Fareed Zakaria is eager for the first presidential campaign in a generation to be fought over foreign policy. The old campaign to which Zakaria refers ended in the Reagan Revolution. Democrats are off to a decent start, but they'll need all the momentum they can muster. They're in for a hard and perhaps demoralizing struggle. The Zarkawi letter says so much for Bush's foreign policy that it will be hard for Democrats to muster an argument against it. Zakaria's advice to the Dems is to avoid being anti-Bush (Howard Dean) and Bush-lite (Joe Lieberman). But it's difficult to understand how a coherent alternative can be hewn in a matter of months. If this election is strictly about foreign policy, it will be a landslide. Democrats look as suspect as ever on national security.

The end of the Cold War has demanded new thinking about foreign policy. Neverthless, some important things remain the same. Aggressivenss rather than pacifism is required in our new struggle. This means that old Cold Warriors have been able to adapt more easily to the new circumstances and that the Republicans are in better shape electorally.

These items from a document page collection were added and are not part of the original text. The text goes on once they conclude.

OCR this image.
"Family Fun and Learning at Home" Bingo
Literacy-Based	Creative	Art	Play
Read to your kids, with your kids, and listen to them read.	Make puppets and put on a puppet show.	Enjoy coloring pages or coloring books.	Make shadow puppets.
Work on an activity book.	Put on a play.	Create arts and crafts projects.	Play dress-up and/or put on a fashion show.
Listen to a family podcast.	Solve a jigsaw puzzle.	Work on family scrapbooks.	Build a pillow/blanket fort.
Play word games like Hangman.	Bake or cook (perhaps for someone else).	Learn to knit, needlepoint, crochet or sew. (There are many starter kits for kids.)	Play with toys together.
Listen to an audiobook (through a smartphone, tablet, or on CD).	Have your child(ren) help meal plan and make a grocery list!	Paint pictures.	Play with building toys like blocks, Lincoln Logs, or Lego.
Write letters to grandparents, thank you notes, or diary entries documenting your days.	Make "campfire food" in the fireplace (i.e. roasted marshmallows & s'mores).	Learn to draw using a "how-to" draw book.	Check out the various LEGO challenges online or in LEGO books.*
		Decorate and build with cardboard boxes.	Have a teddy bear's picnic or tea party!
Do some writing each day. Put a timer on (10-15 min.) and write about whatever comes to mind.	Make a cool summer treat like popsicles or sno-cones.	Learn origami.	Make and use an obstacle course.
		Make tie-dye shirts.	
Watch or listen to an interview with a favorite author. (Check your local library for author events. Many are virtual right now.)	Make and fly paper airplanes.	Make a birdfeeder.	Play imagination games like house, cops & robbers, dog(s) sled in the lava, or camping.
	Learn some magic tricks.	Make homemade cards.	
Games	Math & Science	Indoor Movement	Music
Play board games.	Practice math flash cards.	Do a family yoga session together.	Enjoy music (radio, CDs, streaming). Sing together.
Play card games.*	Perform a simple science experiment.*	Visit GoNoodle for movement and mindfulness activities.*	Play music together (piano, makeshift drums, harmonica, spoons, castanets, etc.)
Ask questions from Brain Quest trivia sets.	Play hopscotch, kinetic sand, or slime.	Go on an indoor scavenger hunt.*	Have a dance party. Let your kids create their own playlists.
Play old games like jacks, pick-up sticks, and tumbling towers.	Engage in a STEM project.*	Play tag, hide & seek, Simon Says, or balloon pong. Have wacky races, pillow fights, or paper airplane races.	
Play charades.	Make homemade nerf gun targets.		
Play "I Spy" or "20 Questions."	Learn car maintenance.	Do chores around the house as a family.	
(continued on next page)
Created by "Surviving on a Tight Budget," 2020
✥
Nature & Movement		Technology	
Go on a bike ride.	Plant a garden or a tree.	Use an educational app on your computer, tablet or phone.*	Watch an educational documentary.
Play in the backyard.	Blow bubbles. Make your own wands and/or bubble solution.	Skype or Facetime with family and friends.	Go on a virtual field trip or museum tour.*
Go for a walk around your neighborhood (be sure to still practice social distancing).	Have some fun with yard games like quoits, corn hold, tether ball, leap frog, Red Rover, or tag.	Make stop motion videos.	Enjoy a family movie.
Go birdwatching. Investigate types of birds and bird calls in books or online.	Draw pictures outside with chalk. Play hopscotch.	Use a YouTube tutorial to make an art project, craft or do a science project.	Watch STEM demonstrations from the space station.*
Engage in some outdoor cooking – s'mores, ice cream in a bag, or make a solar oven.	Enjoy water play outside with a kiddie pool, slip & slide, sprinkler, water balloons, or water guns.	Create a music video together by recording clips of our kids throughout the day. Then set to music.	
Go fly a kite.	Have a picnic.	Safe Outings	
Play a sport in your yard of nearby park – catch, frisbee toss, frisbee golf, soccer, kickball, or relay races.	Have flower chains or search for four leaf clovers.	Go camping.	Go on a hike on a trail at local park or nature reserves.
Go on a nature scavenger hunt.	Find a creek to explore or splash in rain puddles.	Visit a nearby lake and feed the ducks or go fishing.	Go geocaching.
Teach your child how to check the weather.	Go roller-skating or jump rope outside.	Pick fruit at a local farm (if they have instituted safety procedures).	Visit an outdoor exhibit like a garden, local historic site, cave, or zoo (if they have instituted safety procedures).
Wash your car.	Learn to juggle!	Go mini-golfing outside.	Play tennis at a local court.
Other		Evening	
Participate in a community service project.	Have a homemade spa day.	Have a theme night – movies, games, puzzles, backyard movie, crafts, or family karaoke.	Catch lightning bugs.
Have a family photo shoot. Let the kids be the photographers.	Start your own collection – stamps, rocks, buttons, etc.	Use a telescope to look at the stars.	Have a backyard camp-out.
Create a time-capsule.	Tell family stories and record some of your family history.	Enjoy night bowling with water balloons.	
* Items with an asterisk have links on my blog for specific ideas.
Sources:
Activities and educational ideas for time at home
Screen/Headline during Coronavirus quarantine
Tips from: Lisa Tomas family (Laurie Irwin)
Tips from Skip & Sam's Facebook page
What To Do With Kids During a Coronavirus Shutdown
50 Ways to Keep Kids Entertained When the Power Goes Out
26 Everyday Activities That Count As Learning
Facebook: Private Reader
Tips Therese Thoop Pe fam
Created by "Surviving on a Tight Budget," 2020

In a few days (if it hasn't happened already), the brouhaha over Bush's National Guard service will be over. The "news cycle" will be onto something else. Then the Democrats will be forced into the uncomfortable position of having to discuss their past political record and future proposals on national security.

Zakaria is hoping for the Dems to reclaim the legacies of FDR, Truman, and Scoop Jackson in the next few months. It's possible, but not likely.